Since the death of Mr Monaghan, they had taken steps by providing further training to staff, and he offered his condolences to the patient’s family.
Mr O’Shea said he had been informed six days later that a patient had choked to death. Replying to the Coroner, he said there was no investigation following an alleged incident of a wrong meal delivered over a week previously because he had never received an incident report or been informed by phone or email.
Dr McLoughlin said that it appeared that the wrong meal had been in front of the patient and that it was now associated with how he died. He said he appreciated it was laborious to write lists but he was concerned about such lists being photo-copied.

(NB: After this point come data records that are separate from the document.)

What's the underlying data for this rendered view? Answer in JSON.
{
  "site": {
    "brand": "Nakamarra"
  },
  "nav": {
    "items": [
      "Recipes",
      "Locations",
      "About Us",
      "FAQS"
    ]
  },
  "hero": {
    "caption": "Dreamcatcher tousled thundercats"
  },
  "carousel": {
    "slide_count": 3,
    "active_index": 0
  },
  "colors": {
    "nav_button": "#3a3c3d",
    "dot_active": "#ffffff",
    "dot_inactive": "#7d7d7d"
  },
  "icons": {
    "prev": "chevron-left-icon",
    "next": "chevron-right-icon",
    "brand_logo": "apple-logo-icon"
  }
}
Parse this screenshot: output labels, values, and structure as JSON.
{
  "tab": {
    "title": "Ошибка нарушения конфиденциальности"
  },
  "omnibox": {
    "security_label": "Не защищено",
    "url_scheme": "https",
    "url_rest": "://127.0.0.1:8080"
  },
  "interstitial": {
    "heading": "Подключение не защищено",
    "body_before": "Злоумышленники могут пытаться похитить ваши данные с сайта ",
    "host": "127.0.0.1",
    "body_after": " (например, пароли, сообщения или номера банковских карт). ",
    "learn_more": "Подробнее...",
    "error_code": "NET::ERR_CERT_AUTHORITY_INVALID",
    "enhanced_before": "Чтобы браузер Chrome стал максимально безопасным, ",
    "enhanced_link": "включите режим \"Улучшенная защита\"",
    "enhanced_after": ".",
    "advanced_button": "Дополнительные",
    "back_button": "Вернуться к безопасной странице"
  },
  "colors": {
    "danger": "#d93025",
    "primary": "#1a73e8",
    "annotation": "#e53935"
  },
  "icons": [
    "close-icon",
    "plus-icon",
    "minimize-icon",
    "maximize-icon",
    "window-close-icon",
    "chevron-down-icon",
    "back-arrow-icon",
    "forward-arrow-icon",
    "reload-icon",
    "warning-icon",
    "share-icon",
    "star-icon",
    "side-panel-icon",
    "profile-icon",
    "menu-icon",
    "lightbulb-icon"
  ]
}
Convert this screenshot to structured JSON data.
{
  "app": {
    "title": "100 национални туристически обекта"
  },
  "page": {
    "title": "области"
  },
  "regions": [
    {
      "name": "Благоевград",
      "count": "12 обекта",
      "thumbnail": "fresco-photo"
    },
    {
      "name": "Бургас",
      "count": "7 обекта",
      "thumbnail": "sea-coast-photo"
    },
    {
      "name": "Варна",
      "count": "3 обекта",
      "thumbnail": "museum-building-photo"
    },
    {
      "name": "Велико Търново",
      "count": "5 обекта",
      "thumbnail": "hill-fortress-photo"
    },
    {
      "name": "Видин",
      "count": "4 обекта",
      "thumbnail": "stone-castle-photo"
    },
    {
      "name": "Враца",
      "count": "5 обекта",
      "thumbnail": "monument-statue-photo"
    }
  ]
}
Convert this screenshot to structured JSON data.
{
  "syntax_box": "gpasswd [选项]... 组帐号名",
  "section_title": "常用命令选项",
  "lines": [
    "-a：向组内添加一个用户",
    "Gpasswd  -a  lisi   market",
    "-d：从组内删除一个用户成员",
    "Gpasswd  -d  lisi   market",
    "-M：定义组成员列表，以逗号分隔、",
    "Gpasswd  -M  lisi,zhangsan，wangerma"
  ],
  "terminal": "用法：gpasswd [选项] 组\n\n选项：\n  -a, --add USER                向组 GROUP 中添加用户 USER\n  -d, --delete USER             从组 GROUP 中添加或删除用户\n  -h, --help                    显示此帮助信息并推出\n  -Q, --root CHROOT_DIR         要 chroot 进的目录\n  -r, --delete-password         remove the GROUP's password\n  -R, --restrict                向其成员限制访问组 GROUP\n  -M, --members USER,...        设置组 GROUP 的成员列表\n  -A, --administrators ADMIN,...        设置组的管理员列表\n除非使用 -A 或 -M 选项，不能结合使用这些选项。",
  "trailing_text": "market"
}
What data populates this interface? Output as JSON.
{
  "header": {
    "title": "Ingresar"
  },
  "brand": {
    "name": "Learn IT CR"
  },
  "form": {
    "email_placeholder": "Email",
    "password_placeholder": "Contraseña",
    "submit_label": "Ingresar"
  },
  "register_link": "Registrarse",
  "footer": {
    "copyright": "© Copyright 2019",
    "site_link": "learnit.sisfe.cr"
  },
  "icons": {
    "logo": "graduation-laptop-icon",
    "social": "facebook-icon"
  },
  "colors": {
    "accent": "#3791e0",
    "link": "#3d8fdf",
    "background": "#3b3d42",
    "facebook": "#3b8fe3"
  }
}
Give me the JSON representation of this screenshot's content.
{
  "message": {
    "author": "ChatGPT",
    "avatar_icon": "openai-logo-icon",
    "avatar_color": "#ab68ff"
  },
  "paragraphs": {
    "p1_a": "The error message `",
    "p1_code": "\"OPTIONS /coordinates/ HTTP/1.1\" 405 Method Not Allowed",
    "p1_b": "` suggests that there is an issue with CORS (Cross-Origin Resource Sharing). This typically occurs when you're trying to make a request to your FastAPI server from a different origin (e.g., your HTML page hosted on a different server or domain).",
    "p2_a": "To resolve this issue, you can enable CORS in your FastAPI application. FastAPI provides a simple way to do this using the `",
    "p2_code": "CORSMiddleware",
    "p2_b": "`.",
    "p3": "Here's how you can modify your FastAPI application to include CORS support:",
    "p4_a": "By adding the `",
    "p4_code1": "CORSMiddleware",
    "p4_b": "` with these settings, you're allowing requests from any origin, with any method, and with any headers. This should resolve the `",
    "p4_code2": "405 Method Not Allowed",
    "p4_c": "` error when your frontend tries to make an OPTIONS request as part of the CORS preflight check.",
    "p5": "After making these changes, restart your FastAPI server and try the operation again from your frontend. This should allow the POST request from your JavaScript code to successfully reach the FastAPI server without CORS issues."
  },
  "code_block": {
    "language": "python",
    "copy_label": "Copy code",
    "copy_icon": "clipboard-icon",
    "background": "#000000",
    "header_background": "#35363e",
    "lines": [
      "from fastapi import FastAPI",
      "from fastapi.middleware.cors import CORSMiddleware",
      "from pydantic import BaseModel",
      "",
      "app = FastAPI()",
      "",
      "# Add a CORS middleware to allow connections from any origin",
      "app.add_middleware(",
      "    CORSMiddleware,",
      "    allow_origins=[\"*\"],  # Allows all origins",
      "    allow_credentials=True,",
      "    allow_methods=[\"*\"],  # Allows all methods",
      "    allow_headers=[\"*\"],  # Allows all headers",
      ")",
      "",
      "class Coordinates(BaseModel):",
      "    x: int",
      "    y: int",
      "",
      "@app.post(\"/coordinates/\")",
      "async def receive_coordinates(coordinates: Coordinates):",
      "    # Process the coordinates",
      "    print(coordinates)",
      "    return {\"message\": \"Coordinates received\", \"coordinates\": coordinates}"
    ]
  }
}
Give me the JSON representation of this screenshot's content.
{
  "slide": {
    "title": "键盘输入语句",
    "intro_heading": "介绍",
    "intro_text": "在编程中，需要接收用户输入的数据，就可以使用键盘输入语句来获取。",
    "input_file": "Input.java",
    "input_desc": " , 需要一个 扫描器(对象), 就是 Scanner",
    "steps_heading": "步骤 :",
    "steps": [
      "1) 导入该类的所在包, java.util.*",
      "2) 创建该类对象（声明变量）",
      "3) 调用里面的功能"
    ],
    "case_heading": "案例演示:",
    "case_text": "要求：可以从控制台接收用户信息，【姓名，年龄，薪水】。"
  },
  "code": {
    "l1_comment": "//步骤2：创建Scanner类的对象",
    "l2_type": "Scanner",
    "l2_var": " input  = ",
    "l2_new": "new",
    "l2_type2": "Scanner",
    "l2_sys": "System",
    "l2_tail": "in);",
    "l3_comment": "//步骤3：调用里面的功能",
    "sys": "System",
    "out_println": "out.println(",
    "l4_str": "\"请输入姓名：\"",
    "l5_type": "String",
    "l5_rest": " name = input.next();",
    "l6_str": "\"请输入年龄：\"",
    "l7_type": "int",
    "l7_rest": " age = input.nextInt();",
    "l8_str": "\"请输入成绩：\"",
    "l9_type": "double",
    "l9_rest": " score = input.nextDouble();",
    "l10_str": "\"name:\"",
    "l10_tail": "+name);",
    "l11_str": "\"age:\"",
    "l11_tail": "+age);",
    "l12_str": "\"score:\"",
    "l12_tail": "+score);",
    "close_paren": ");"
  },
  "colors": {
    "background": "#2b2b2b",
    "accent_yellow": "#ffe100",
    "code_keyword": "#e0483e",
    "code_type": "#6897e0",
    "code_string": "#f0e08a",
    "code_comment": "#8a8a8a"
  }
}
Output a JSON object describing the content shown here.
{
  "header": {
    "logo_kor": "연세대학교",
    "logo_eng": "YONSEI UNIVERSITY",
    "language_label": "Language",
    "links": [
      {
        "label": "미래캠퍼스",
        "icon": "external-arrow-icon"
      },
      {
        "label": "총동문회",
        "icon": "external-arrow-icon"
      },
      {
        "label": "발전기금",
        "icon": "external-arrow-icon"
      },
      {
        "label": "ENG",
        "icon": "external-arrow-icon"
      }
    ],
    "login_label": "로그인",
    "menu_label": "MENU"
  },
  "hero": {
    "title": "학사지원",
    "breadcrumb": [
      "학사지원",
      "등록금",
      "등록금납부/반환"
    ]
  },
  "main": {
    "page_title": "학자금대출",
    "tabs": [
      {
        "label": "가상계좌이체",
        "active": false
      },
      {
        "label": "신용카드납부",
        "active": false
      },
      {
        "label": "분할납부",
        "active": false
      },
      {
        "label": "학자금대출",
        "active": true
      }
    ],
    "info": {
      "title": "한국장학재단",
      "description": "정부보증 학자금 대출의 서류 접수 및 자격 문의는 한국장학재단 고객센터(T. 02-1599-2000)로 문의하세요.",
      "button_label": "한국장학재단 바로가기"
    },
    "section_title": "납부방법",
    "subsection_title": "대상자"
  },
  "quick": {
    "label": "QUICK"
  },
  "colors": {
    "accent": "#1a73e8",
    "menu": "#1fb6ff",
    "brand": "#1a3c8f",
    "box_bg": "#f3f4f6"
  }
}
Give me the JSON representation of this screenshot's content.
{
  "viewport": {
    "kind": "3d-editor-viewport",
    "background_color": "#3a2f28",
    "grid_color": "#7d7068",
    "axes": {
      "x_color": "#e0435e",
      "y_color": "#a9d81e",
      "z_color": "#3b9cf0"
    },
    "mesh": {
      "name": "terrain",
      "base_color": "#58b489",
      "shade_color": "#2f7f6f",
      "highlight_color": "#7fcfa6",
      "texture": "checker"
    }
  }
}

In reply to Mr McGettigan, representing the Monaghan family, he asked why the catering assistant who served meals on the ward that day wasn’t available to give evidence.
Mr O’Shea explained that the person, whom he called Michael (he couldn’t remember his surname) was no longer a staff member.
Legal representatives for the HSE agreed that this witness be made available to the Inquest.
Mr McGettigan said that nobody had complained about receiving a wrong meal – but Mr Monaghan had been served a wrong meal because he was served one with chunks of beef in it.
Mr O’Shea said he had just been made aware 48 hours before the Inquest of a beef dinner being in front of Mr Monaghan when he was found slumped in his chair.
He said he accepted that hypothetically it could happen but he still stood over his own statement that a modified meal had been prepared and delivered that day to the patient.
But Mr McGettigan said that the person who served the meal to Mr Monaghan hadn’t confirmed directly to the Inquest if that had been the case. He said that Michael’s presence was required so he could give that evidence.
The Coroner agreed and it was decided to adjourn the Inquest until the March sitting of the Coroner’s Court. He further asked all parties concerned to produce all documents in relation to the case before that date as there was conflicting evidence on what meal had been delivered to Mr Monaghan that day, as well as other issues that had to be teased out.